Bergen is about one-thousand years old. What remains from it's earliest days is a row of Thirteenth-Century buildings on the harbor's edge. The row consists of a dozen-plus wooden structures. Each one is three stories tall with a pointy roof. Some, in their old age, lean against each other otherwise they are stand about a bed-width away from each other. They are painted each a different shade of butter, terracotta, moss or rust. Together, they make a quaint, folksy postcard image which is used as the symbol of Bergen.

They were built for use as headquarters for German sea-faring merchants, known as the Hanseatics. The buildings were multi-purpose. Their lower floor's long and large rooms were used for cod. The fish was piled high. Their livers were pressed for oil and the fish themselves, salted, hung to dry and eventually shipped throughout Europe.  The smaller rooms housed the inventory and payroll offices. And along the walls were rectangular cabinets--six-feet long, three-feet tall and three-feet deep--each with a little door to open and climb in for a sleep.

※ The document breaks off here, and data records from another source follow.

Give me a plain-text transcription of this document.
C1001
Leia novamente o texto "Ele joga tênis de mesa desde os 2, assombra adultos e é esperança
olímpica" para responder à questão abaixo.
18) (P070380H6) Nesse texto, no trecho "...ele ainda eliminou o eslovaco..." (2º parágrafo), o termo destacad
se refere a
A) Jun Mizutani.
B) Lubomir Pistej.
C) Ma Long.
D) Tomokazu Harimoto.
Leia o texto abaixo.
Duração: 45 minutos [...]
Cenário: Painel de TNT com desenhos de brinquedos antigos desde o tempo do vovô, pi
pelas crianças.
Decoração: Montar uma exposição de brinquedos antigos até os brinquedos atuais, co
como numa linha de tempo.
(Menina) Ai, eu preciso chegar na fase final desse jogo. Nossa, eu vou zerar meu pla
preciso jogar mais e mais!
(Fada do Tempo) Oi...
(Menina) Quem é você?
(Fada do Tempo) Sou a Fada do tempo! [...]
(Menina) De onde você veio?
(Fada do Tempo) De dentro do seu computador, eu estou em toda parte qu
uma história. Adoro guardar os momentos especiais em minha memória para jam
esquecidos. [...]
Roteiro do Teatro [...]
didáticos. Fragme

UNESCO has designated this cluster of buildings a World Heritage Site. And the first building in the row is our small hotel which shares the building with the Hanseatic Museum where you can see a three-story portion of the building as it used to be. All old dark worn wood planks. Hardly a right-angle anywhere, the walls lean like a house of cards. There is original wall paper--faded and barely intact--and hand blown glass windows. The walls without paper are painted with various designs to bring cheer to the dark interiors.

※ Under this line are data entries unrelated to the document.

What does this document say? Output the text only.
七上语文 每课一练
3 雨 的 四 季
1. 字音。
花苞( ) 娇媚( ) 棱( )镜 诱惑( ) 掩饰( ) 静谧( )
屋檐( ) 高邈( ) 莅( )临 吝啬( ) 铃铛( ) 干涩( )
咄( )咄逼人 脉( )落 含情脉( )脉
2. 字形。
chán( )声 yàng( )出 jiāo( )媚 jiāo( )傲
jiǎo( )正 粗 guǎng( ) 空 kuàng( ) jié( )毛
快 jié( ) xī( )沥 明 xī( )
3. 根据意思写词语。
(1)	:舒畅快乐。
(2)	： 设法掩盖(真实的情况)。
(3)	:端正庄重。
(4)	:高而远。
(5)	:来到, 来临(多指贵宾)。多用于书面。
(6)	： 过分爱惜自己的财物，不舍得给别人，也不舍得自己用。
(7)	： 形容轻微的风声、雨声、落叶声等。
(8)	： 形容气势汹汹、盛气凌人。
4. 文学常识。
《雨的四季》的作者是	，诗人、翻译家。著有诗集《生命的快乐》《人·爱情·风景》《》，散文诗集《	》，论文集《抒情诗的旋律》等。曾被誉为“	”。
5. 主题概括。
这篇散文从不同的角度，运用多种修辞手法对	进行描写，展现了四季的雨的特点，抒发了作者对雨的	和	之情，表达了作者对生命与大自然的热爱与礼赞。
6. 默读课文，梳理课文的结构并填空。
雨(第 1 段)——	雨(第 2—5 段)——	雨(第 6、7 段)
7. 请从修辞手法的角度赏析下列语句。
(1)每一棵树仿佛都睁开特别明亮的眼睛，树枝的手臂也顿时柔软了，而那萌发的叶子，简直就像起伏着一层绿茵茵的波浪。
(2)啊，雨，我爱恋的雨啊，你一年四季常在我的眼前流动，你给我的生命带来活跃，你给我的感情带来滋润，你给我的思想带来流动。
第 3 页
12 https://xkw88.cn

The Museum occupies the front of our hotel with our hotel in the rear. Our hotel shares some of the old features, but has been upgraded with carpets and wall papers and upholstery that are warm and attractive to the eye. The bathroom floors are heated. The free-standing bathtub is perfect for our cold snowy nights.  Breakfast is excellent buffet with all pickled herrings I love. Overall it was a great choice.

Two foods in Norway are unusual: reindeer and whale. When in Bergen one ought to try them. Afterall, where else can you try them?  For me, once is enough. I had them when we were here three years ago. I had them again this time.  They are more interesting than they are delicious and I can move on to herring which I love.

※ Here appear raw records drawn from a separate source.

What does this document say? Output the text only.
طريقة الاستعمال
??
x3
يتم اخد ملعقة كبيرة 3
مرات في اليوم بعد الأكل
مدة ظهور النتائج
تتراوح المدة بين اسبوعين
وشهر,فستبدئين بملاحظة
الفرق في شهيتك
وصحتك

We went to hear the Bergen Philharmonic Orchestra. Afterward, we hung out with orchestra members. Above their stage, the players operate their own canteen. They have a little bar. They take turns staffing it and sell stuff at cost. Everyone we met was welcoming and interesting.  

The climate here is cold. Everything is snowy. The narrow lanes we walk are cushioned with snow in a good way. The city sidewalks are slick with ice in a perilous way. It is chilly, chilly, chilly. And I love it. It suits me. If I am feeling lazy and sedentary, I can go outside and the inertia disappears instantly. I become vividly alert and happy.

On Friday we will board the ship, the Lofoten. It will be my first time overnight at sea. I admit I have butterflies. I do not know how I will respond, but I can't wait to find out!

Marlow and Wes
Bergen, Norway
Thursday, 14 December 2012
Sent via BlackBerry from T-Mobile

Sunday, December 16, 2012

Saturday, December 15, 2012

Aboard the MS Lofoten

We are spending four days aboard this working ship as it heads north on the Norwegian Sea towards tromso.

Overlooking Bergen

A funicular took us to the top of a hill overlooking Bergen.

Wednesday, December 12, 2012

We've Arrived in Bergen, Norway!

Marlow and I arrived in Bergen on Wednesday, Dec. 12 around one in the afternoon.  And to our surprise (and great delight) there was not only daylight but blue sky above us!  For some reason we were not expecting to have much daylight during this two week visit to the Norwegian coast.  The sun set about 4PM so it is not a long period of daylight, but as you can see, we are in for a treat!  We hear that as we approach the Arctic Circle the daylight period will shorten.  And we will be in Tromso for the shortest day of the year!  But I think we will have daylight sufficient to take photos as we head north.  We were also greeted in Bergen by Kathy and Sam Adams.  They are experienced Arctic travellers so we are fortunate to be traveling with them on this trip!